Resource Availability

Lead Contact

Further information and requests for resources and reagents should be directed to and will be fulfilled by the Lead Contact, Peter Mulligan (peter.mulligan@inserm.fr).

Materials Availability

All unique/stable reagents generated in this study are available from the Lead Contact with a completed Materials Transfer Agreement.

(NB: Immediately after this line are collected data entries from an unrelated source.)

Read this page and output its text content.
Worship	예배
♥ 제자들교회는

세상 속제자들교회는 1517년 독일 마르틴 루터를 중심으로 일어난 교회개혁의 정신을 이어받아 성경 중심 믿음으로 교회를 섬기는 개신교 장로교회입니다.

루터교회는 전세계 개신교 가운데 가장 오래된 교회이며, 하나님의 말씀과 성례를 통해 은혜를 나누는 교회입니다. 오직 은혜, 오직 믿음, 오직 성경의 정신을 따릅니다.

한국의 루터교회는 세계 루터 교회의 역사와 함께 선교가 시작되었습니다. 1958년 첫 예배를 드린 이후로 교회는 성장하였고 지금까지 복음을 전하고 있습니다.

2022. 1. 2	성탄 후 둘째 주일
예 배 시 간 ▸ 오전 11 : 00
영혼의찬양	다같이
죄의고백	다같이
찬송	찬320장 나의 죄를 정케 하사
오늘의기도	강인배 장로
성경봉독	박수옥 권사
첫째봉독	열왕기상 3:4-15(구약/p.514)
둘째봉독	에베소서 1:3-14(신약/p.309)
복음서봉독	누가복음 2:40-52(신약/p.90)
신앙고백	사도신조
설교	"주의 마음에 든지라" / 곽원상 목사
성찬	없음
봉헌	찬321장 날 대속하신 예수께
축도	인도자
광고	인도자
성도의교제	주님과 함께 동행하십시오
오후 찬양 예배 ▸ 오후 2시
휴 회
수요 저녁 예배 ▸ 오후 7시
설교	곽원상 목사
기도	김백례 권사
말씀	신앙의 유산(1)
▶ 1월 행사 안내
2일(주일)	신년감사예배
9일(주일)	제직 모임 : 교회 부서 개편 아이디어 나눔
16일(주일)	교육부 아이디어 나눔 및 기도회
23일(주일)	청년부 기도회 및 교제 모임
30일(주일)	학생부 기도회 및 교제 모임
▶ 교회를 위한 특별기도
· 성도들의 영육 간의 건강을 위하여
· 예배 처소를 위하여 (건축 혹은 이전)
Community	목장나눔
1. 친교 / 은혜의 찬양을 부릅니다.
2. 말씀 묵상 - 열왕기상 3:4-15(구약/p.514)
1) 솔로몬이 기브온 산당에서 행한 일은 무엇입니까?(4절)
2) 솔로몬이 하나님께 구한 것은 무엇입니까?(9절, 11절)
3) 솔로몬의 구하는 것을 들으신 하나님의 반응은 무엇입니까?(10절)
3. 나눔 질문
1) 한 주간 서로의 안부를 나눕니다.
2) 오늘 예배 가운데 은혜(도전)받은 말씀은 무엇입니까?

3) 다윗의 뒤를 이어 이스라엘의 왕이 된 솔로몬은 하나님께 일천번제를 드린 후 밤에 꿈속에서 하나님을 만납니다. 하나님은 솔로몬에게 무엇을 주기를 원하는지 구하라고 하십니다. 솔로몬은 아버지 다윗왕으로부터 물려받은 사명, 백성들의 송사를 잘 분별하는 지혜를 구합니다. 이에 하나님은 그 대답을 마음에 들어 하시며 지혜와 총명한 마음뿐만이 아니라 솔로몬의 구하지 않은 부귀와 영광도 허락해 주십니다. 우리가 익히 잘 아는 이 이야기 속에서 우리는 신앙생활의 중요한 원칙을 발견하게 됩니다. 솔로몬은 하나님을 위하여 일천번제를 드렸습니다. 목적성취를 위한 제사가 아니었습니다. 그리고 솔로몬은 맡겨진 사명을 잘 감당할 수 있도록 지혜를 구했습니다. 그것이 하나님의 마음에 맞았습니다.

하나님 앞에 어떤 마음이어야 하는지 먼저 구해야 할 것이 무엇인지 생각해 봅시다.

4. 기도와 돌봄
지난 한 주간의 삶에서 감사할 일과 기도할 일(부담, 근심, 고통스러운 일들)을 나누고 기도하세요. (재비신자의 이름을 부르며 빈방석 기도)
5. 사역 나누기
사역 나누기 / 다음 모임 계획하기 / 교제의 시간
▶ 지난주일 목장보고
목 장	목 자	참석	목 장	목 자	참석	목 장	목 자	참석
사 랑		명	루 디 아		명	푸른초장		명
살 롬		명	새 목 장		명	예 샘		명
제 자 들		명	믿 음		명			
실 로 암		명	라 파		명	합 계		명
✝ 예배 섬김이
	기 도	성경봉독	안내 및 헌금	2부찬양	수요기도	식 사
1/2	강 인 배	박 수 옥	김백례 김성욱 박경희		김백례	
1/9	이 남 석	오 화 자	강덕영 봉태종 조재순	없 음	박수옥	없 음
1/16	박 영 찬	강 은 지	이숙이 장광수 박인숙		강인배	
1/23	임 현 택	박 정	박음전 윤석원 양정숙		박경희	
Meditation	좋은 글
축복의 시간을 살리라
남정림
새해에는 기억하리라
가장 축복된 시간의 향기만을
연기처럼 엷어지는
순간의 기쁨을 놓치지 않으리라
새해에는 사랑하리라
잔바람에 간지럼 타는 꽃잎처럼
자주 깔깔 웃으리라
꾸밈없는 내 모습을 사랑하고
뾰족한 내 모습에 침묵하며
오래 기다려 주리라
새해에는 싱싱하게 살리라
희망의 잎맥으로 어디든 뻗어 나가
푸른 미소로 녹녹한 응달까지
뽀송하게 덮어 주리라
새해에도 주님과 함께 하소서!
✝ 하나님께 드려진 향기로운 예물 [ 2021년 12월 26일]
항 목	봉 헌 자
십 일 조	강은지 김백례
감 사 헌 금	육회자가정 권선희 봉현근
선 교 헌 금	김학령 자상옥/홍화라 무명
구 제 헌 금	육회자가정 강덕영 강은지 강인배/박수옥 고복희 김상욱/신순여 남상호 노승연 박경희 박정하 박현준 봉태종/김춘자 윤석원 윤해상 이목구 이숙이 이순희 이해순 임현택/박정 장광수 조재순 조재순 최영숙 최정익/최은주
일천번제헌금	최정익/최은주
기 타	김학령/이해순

Data and Code Availability

The published article includes all datasets generated or analyzed during this study. They are also available via NCBI GEO: GSE150320.

Methods

All methods can be found in the accompanying Transparent Methods supplemental file.

Published: June 26, 2020

Supplemental Information

Data S1. ChIP-Seq Input, Related to Figure 6

Illumina sequencing of input control for corresponding CDYL2 ChIP-seq in MCF7-CDYL2 and MCF7-Vector cells.

Data S2. ChIP-Seq MCF7-CDYL2, Related to Figure 6

Illumina sequencing of CDYL2 ChIP in MCF7-CDYL2 cells.

Data S3. ChIP-Seq MCF7-Vector, Related to Figure 6

Illumina sequencing of CDYL2 ChIP in MCF7-Vector cells.